If this can be achieved, the data collected can be used to create highly tailored, and contextual experiences. These ‘new nudges’ will initially enhance recommendation engines before being used to craft fully rounded creative ideas that affect behaviour change.

Ensuring compliance with GDPR will catalyse many companies to use AI. Businesses are under huge pressure to maintain data across multiple disjointed IT systems. They are required to support customers who wish to exercise their right to withdrawal of consent, and the right to be forgotten. Many businesses simply won’t have the human resources to ensure the successful management of consent and compliance.

Robotic process automation (RPA) and intelligent AI systems have the potential to remove much of this headache. Compared to resource-intensive manual processing, systems of this nature are highly efficient and cost effective. And because they have access to customer data, they will be well placed to support the front end applications using this data to enhance customer experiences.

I don't think the GDPR is going to have a massive impact on this at all. I think everybody's got very focused on keeping personal data and using personal data, but I think what will become clear as the GDPR comes into force is that really it is coveting the use of data for marketing; the GDPR is fundamentally an anti-marketing initiative.

So yes, it covers the whole spectrum of data and yes it changes some of the parameters around holding data, but fundamentally if you are using personal data to deliver a service to your customers then the GDPR doesn't change anything at all.

When you look at where AI is being used it’s bang in that scope. Amazon, a big user of AI, gives customers a completely individualised homepage and every product that you're shown, every recommendation - all of that is done by AI.

That's not marketing, because you've gone to Amazon because you want to buy stuff and they're improving your experience of the sales journey. They're not using it to send you emails, they're not using it to push for services that you haven't asked for. If you want them to stop processing your data it's dead simple: close your Amazon account.

The only area where the GDPR adds something to the current legislation is the right to opt out of automated decision making, one of the fundamental GDPR rights. Some people interpret it as the right to object to any kind of automated decision making, such as the right to say to Amazon I don't want automated product recommendations.

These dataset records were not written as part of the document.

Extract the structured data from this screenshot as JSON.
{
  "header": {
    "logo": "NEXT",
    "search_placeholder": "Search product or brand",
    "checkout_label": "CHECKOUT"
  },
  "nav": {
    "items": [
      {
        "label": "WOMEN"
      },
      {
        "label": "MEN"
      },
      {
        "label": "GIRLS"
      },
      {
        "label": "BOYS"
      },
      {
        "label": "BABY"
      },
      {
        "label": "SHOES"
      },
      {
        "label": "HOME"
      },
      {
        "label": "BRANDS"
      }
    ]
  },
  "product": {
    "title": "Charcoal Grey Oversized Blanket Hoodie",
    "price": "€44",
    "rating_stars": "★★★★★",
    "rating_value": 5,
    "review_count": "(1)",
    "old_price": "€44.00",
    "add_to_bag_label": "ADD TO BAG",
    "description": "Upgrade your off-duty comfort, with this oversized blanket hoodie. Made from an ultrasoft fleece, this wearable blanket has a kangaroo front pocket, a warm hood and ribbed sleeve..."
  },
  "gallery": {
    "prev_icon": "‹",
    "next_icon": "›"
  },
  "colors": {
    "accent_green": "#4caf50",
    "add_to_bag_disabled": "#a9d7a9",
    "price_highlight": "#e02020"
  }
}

However, if you read the regulations that is not actually true. You only have the right to object to automated decision making where the decision has a serious and fundamental impact, such as mortgage and insurance decisions. The GDPR isn't saying that your data can't be used for that because data has been used in those decisions for years. However, if a company makes a fully automated decision about whether you're going to get a mortgage or insurance policy, you have the right to ask. If you disagree with the decision you have the right to ask for a human to review that decision. That's fundamentally what GDPR says on AI.  

There are a wide range of products and services out there that use machine learning to help cluster or identify behaviours.

Whilst GDPR extends the definition of personal data and can potentially include things like IP addresses, machine learning and AI marketing technology is rarely interested in identifying people individually.

In most cases, the aim of this technology is to identify behaviours or market segments to create and target more relevant advertisements or content to consumers.

As long as businesses are clear in describing how they are using people’s data, and are getting the necessary consent to do so, AI and machine learning will be widely used in marketing and continue to transform the space.

Other technologies such as blockchain also offer businesses the opportunity to create transparent systems, which give consumers confidence about how their data is being used. In the future we will definitely see more businesses using technology like blockchain as they look to build trust with these transparent approaches.

As long as there’s a value exchange between business and consumers and evidence that businesses are handling personal data with care, consumers will continue to be happy with their data being used to offer them bespoke marketing content.